While the pandemic certainly contributed to Trump’s unrestrained spending, it’s not accurate to pin the blame on that exclusively. “The combination of Trump’s 2017 tax cut and the lack of any serious spending restraint helped both the deficit and the debt soar,” the ProPublica authors write. “So when the once-in-a-lifetime viral disaster slammed our country and we threw more than $3 trillion into COVID-19-related stimulus, there was no longer any margin for error.”
This recklessness, plus the disastrous trillions George W. Bush wasted on tax cuts for the rich and his useless Middle East wars, will cripple our economy for generations. And yet Rand Paul and his ilk will merrily endorse the Republican candidate, who would, if elected, continue to rob the Treasury to enrich his cronies.
The Republican Party brand is strong. The myths and lies persist. Many if not most people respond more to “culture war” wedge issues and colorful personalities than, you know, reality. And while elephants have long memories, American voters do not.
“People respond to new news,” Romney said in the WaPo interview. “They don’t respond to old news. I mean, January 6th is old news. The documents, it’s old news. The call to [Georgia Secretary of State Brad] Raffensperger, it’s old news.” The death of over a million Americans of covid-19 due to Trump’s mismanagement of the pandemic response is also old news, so old that Romney forgot to mention it.
The old GOP is dead. The Republican Party has been appropriated by deviants, crooks, liars, and profligates. The events of this week have made this abundantly clear. But come next November, will anyone remember?
Photo credit: Gage Skidmore. Former Governor Mitt Romney of Massachusetts speaking at the 2013 Conservative Political Action Conference (CPAC) in National Harbor, Maryland.

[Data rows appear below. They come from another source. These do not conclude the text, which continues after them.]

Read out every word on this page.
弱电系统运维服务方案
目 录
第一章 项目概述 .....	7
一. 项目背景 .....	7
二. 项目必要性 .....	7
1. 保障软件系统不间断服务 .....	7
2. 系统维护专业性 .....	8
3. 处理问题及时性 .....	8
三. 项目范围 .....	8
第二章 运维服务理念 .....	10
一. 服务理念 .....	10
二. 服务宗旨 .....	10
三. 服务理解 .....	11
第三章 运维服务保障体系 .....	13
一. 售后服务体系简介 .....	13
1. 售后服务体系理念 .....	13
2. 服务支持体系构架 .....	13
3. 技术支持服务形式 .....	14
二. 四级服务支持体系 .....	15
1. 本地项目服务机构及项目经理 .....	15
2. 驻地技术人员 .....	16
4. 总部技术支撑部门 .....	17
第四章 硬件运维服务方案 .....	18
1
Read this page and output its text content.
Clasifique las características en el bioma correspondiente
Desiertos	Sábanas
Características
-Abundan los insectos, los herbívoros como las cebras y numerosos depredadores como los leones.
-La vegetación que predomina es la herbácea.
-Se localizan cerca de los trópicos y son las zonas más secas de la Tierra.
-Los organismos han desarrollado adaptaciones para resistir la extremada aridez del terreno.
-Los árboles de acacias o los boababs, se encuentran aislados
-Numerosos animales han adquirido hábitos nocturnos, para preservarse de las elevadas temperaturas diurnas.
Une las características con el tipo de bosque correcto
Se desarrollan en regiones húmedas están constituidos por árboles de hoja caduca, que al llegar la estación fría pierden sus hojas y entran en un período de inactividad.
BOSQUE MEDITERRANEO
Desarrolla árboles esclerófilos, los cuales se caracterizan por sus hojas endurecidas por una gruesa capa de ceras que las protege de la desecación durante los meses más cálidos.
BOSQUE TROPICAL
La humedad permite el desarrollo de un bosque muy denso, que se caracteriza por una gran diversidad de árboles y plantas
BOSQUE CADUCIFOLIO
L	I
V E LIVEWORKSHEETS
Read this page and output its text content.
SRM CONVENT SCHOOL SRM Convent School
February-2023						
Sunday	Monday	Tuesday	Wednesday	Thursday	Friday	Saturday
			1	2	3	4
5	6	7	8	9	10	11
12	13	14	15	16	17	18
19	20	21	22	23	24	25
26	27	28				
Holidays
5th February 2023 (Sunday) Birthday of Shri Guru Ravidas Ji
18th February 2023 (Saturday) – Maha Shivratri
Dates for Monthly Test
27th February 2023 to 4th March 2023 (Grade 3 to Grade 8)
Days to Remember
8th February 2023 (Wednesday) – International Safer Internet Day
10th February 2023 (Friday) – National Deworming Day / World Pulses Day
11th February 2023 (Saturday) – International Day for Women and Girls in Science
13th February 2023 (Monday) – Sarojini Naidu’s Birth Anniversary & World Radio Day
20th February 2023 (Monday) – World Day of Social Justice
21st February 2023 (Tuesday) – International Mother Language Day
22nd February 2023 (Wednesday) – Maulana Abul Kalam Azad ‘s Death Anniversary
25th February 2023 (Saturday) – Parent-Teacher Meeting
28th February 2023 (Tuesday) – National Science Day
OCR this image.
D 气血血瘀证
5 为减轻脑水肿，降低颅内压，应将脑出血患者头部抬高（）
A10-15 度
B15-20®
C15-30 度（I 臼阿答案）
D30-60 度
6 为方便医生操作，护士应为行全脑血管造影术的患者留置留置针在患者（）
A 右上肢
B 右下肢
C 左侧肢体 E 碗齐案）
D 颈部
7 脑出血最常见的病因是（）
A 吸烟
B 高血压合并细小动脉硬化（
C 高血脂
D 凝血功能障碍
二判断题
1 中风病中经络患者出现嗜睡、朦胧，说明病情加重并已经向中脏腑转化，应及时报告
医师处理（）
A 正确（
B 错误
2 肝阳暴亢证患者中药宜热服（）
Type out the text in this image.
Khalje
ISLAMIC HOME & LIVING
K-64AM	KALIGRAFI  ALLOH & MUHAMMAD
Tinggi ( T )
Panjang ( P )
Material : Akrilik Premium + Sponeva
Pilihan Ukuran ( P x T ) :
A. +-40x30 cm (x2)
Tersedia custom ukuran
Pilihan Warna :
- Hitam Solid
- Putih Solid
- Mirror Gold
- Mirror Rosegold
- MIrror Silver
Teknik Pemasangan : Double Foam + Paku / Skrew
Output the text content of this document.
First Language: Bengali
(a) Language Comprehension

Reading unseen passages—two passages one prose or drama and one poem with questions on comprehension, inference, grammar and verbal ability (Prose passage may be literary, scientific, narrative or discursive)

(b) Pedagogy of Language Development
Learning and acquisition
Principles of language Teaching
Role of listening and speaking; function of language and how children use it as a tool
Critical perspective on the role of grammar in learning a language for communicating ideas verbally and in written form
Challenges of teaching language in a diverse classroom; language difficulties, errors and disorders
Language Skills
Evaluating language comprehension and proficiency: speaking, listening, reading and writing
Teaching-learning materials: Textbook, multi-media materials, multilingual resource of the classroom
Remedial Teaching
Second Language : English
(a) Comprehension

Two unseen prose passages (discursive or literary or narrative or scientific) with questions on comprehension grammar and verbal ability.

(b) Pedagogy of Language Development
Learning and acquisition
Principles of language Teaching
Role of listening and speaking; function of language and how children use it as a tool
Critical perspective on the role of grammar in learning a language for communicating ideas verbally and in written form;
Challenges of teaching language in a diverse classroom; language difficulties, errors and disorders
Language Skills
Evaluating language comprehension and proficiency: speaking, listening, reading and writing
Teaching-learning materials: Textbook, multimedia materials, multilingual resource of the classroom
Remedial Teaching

Greg, the party of Nixon, Reagan, Bush, Cheney and McCain is alive and well in the MAGA Party. The only difference is that Trump and the MAGAs don't feel the need to hide the racism, the hate, the misogyny, the authoritarianism and the fealty to evangelicals and billionaires. I'm old enough to remember Nixon's Hard Hats and Southern Strategy. I'm old enough to remember Reagan in Philadelphia, MS and the Nazi Cemetery. I'm old enough to remember Bush and Cheney and their war crimes, lies and "You're with us or you're with the terrorists". And I'm old enough to remember McCain the maverick as a far right wing ideologue. The only difference between all of them and the current MAGA horde - they seldom said the quiet part out loud, and except for Newt and Delay, the saw Democrats as the opposition, not the enemy.
I wake up every morning -- earlier and earlier -- with a refrigerator on my chest. Every morning, a larger and larger, heavier and heavier model. It takes me hours to lift it off (with a fork lift). Some days it just stays there and I go to bed with it on my chest.
The weirdest thing is that is that I've been predicting just this, writing about it, warning about it, since the days of Bush v. Gore and the Help America Vote Act -- but, now that it's here, I can't believe it. Can't believe how this malignancy -- Stage 4, metastasized -- is killing us. Can't believe the evil. Can't believe the destructive force the diseased brain of one man has been capable of unleashing.
It is, literally, too much for my brain to process.